Serial association of dielectric barrier discharge and gliding arc systems: a novel approach for plasma-activated saline production

Abstract

Plasma-activated saline (PAS) holds immense potential for diverse applications, including antimicrobial activity, anti-inflammatory effects, and cancer therapy. This study introduces a novel approach utilizing a serially associated hybrid plasma discharge system, which combines dielectric barrier discharge (DBD) with a gliding arc plasma jet (GAPJ), to enhance the production of reactive oxygen and nitrogen species (RONS) in saline water. The serial configuration of DBD and GAPJ effectively amplifies the generation of RONS, as confirmed by optical emission spectroscopy, which revealed unique emissions associated with nitrogen and oxygen ions. Significant changes in the physicochemical properties of saline were observed, including reductions in pH and increases in oxidation-reduction potential and total dissolved solids, particularly during the initial activation phase.
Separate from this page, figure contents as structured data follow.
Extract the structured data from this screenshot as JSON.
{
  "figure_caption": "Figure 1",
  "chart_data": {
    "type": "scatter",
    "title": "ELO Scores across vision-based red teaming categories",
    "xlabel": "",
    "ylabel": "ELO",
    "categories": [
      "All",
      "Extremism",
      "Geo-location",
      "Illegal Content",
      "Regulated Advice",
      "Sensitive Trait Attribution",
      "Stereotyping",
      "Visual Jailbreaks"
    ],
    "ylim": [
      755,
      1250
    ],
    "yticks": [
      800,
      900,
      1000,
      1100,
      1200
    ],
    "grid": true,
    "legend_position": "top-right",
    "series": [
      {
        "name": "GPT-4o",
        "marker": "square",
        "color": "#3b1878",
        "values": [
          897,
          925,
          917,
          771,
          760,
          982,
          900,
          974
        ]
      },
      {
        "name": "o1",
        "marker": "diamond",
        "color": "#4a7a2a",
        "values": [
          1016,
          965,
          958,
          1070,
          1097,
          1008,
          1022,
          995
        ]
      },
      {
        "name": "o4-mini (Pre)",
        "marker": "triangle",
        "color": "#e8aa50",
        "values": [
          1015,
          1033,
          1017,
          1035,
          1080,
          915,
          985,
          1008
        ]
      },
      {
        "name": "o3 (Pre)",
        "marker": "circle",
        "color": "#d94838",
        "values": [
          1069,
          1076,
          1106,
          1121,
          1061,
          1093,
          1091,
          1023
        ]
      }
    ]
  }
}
Real-time UV-Vis spectroscopy revealed the formation of key RONS such as hydrogen peroxide (H2O2), ozone (O3), nitrite (NO2‒), and nitrate (NO3‒), with distinct absorption bands emerging in the UV region. Raman spectroscopy further confirmed the impact of plasma treatment on the molecular structure of saline, showing a weakening of the hydrogen-bonding network. This work offers new insights into PAS production using the serial association of DBD and GAPJ, advancing its potential for various therapeutic applications.